We meet. We either click or don’t. You’re either attracted to someone or you’re not. Sometimes there’s enough there to make you at least curious. More rarely, there’s an instant zing, and within days or hours you find yourself plunked directly into a new life. But then comes the problem. People are terrified of getting hurt. Because all of us have a lot of pain that we carry around with us like we are some sort of pachyderm. Two people trying to interact with all that baggage is like an elephant dance.
How do we do it? Put out your trunk, poke at them a little bit. If their trunk meets yours, you might move a little closer to them. If they slap it away or stomp on it, you run away.

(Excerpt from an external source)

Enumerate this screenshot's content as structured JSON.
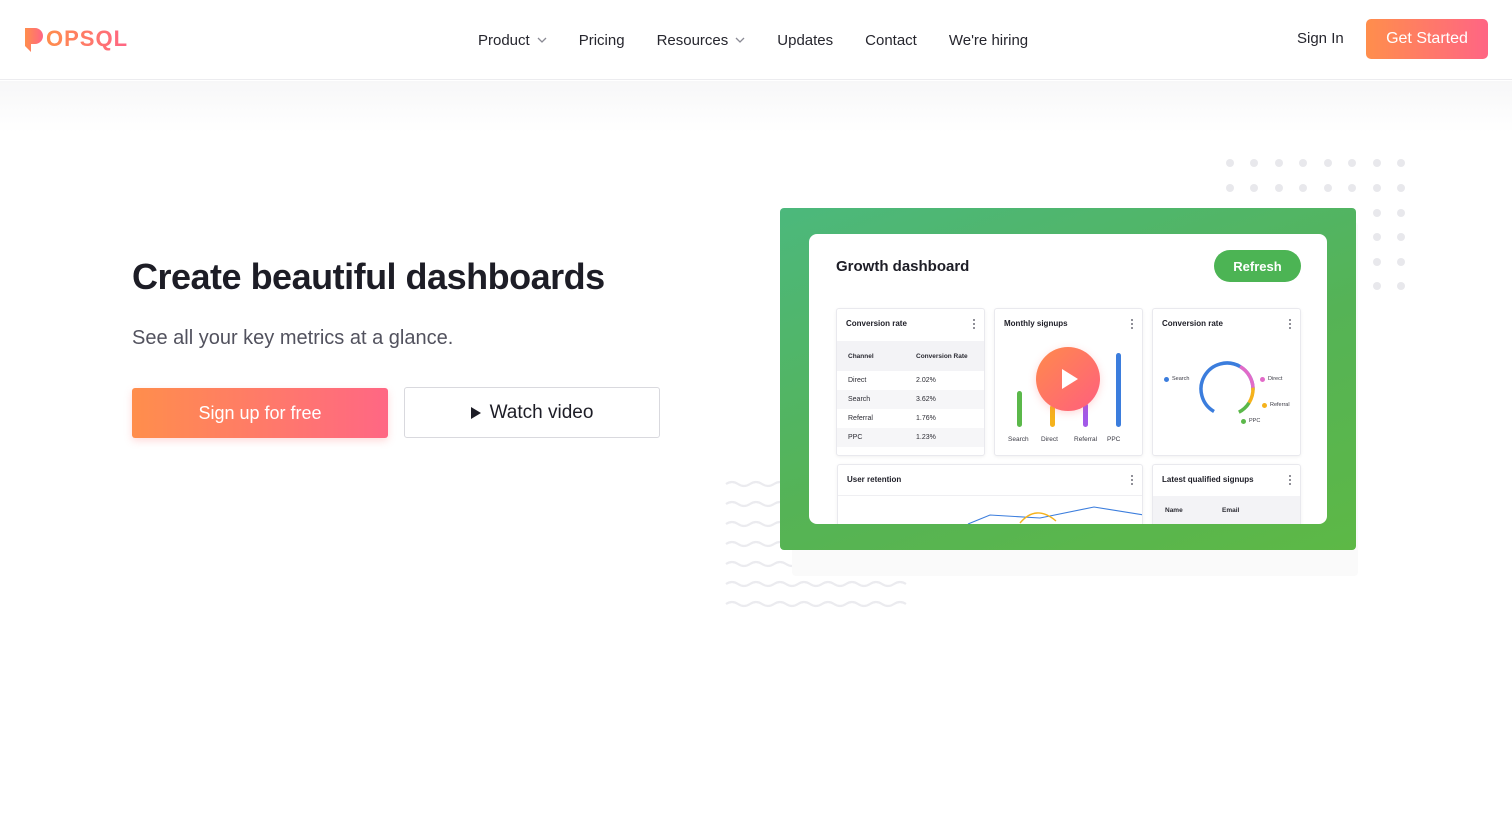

I’m the last person who could explain why sometimes it works. Why two people meet and click and bam, find themselves drawn to one another. That lil spark. Most people seem to go about their lives–this is my thought based on interactions with friends, etc.–content without that spark. They find the vaguely curious and pat them with their trunk until the other elephant pats them back. Then they try to be together. Those usually don’t work. In fact, they have a tendency to fall apart rather spectacularly.
It’s the inexplicable connections that have the most potential. But they are scary as hell, and more often than not are met with remarkable obstacles and barriers, so people just let them go. With risk comes the possibility for great gain, but when do you decide how worth it is?
I sure as hell don’t know. It’s a gamble that could pay off, but dancing with elephants is a good way to be trampled.
The last time it happened to me, I ended up…well. Heartbroken. In the meantime between then and now, I’ve tried the other way. Some spluttering miniscule spark that both people try to fan because they’re just so damn lonely, even when their elephants can barely fit in the same room with one another. The Elephant Dance has caused my world to be wrecked–two giant pachyderms can cause a hell of a lot of destruction when they’re not careful.
So when you do find a spark that doesn’t seem to splutter but grows itself larger, that feeds even on distance and time and blossoms into a warm blaze when given even half a chance, what do you do? First of all, you better hope it’s mutual. That’s the scariest part…but if it is, then what? Because those ones have mandatory roadblocks, and sometimes the price is just too high. Even if you can see some of their baggage and have some idea what you’ll have to dance with, even if you saw it and want nothing more than to help heal it, to fix it, to remove that haunted look and tone–even then, they might not want you to.
This is a “what now?” sort of week. A lot of things from the past few months came to fruition in a variety of different ways. But even though I’ve resolved some if-onlies and watched hard work pay off in huge and historic proportions, I’m now left sitting and writing at 6:20 on a Friday morning, listening to a harmony of rain in key with some truly great music, wondering what the hell I’m supposed to do now.
There are a lot of options, and none of them seem safe.
I think I will write that song after all.